The present disclosure may be embodied in other specific forms without departing from the subject matter of the claims. The described example embodiments are to be considered in all respects as being only illustrative and not restrictive. Selected features from one or more of the above-described embodiments may be combined to create alternative embodiments not explicitly described, features suitable for such combinations being understood within the scope of this disclosure.

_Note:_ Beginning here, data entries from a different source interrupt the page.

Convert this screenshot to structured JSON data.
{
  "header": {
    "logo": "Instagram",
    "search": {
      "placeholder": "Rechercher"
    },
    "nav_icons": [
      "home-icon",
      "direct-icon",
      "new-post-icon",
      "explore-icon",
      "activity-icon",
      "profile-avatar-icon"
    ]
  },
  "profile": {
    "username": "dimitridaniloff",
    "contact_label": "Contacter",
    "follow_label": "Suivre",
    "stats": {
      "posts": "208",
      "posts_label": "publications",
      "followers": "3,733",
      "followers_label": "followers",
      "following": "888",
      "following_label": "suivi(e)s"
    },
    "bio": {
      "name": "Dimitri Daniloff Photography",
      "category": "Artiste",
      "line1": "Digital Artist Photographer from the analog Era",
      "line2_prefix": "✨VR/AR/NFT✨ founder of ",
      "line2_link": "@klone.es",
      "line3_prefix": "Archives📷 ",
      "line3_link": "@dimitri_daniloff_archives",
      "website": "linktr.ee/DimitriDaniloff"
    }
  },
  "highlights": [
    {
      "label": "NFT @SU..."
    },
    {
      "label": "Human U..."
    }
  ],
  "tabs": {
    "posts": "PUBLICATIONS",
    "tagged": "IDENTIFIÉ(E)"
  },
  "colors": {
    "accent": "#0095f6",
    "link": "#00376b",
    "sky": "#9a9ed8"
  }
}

All values and sub-ranges within disclosed ranges are also disclosed. Also, although the systems, devices and processes disclosed and shown herein may comprise a specific number of elements/components, the systems, devices and assemblies could be modified to include additional or fewer of such elements/components. For example, although any of the elements/components disclosed may be referenced as being singular, the embodiments disclosed herein could be modified to include a plurality of such elements/components. The subject matter described herein intends to cover and embrace all suitable changes in technology.
The content of all published papers identified in this disclosure are incorporated herein by reference.